Jurastudium Elite in Peking

Mit diesem Studiengang bekommt der Begriff Fachchinesisch eine ganz neue Bedeutung: In Peking baut die Universität Hamburg eine Eliteschule auf. Dort sollen chinesische Richter, Staats- und Rechtsanwälte hinzulernen.


Fachchinesisch von den Hanseaten lernen: Die Universität Hamburg errichtet federführend im Auftrag Chinas und der Europäischen Kommission eine Eliteschule für Juristen in Peking. Im Sommer dieses Jahres werden die ersten an der Europe-China School of Law (ECSL) ihr Studium beginnen. 5000 chinesische Richter und Staatsanwälte sowie 700 Anwälte sollen dort eine Zusatzausbildung erhalten.
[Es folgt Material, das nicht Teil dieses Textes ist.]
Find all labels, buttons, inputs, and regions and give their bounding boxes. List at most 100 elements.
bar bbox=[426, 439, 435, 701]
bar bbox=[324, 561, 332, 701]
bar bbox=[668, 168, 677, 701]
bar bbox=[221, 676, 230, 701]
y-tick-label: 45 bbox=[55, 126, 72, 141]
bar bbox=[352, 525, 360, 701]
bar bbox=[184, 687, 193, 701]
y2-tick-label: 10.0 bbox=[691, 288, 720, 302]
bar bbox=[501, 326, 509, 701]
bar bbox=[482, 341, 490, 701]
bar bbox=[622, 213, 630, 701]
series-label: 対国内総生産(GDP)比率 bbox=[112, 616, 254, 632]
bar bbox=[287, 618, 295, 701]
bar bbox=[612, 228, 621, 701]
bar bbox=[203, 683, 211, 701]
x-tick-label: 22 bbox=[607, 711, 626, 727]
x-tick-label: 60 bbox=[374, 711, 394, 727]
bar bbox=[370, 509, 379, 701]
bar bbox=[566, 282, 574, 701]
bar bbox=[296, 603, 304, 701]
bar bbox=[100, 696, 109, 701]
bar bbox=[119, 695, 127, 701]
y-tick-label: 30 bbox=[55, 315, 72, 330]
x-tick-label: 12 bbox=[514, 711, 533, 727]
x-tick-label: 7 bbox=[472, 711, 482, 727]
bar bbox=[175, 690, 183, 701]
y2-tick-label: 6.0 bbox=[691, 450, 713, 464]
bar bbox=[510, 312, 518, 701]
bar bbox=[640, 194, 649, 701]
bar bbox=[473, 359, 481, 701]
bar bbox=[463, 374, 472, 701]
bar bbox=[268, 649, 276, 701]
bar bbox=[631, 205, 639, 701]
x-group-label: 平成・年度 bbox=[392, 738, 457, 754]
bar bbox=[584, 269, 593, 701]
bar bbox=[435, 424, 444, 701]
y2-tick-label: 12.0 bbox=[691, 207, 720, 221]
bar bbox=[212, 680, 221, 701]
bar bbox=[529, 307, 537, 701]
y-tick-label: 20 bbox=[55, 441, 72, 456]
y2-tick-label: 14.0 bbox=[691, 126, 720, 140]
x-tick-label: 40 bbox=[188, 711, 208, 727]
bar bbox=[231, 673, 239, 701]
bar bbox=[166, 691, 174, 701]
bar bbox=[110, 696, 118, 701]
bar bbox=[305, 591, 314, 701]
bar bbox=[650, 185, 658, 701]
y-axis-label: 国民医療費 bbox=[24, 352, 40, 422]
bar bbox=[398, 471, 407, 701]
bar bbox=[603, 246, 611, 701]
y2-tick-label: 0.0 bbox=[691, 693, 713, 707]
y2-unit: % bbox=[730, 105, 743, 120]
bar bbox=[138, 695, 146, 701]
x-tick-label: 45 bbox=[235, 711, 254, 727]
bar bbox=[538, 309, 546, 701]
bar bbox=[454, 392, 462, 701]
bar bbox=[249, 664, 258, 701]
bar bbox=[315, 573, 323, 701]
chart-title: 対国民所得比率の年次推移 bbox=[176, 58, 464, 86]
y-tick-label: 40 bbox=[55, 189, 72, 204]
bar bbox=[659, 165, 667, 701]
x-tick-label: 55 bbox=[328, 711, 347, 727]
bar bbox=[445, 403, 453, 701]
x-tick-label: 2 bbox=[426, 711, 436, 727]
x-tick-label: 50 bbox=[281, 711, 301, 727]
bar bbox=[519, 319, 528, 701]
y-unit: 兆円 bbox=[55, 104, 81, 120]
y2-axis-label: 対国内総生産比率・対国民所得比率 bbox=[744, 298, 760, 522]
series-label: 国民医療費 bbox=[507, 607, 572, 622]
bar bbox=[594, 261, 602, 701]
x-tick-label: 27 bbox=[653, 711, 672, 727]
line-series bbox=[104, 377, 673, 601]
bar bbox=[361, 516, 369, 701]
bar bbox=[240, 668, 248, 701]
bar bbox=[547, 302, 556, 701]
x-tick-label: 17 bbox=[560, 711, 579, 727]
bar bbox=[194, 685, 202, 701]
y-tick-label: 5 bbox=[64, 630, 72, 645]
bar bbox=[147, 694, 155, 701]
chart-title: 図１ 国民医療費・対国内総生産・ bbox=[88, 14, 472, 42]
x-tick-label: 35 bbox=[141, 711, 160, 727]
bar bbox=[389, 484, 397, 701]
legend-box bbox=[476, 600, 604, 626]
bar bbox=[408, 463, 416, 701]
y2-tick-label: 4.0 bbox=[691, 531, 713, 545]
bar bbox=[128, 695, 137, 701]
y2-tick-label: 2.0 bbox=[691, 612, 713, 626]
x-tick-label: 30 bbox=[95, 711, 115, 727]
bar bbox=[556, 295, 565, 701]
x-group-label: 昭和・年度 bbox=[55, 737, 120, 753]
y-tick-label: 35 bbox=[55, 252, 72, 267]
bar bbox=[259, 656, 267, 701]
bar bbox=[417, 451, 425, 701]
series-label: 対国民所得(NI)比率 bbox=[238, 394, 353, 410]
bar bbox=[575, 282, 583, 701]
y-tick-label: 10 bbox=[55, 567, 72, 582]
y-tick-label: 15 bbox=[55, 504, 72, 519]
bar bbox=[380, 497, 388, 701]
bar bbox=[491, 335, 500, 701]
Auch einen drei Semester dauernden Masterstudiengang für chinesische sowie europäische Studenten gibt es an der neuen Hochschule - wahlweise mit chinesischem oder europäischem Abschluss. "Wir bekommen jetzt häufig Anfragen von deutschen Studenten und Dozenten, die sich für die ECSL interessieren", sagt Hans-Heinrich Trute, Dekan der rechtswissenschaftlichen Fakultät in Hamburg. Seine Hochschule hat sich in einem mehrmonatigen Verfahren gegen andere Unis durchgesetzt, die sich ebenfalls für das Projekt in China beworben hatten. Mit rund 35 Millionen Euro wird das Projekt aus Europa und China unterstützt.

Durch das europäische Engagement soll auch die Reform des chinesischen Rechtssystems vorangetrieben werden. "Wir wollen die ECSL zu einer international anerkannten und exzellenten Einrichtung für rechtswissenschaftliche Forschung und Lehre machen", erklärt Trute.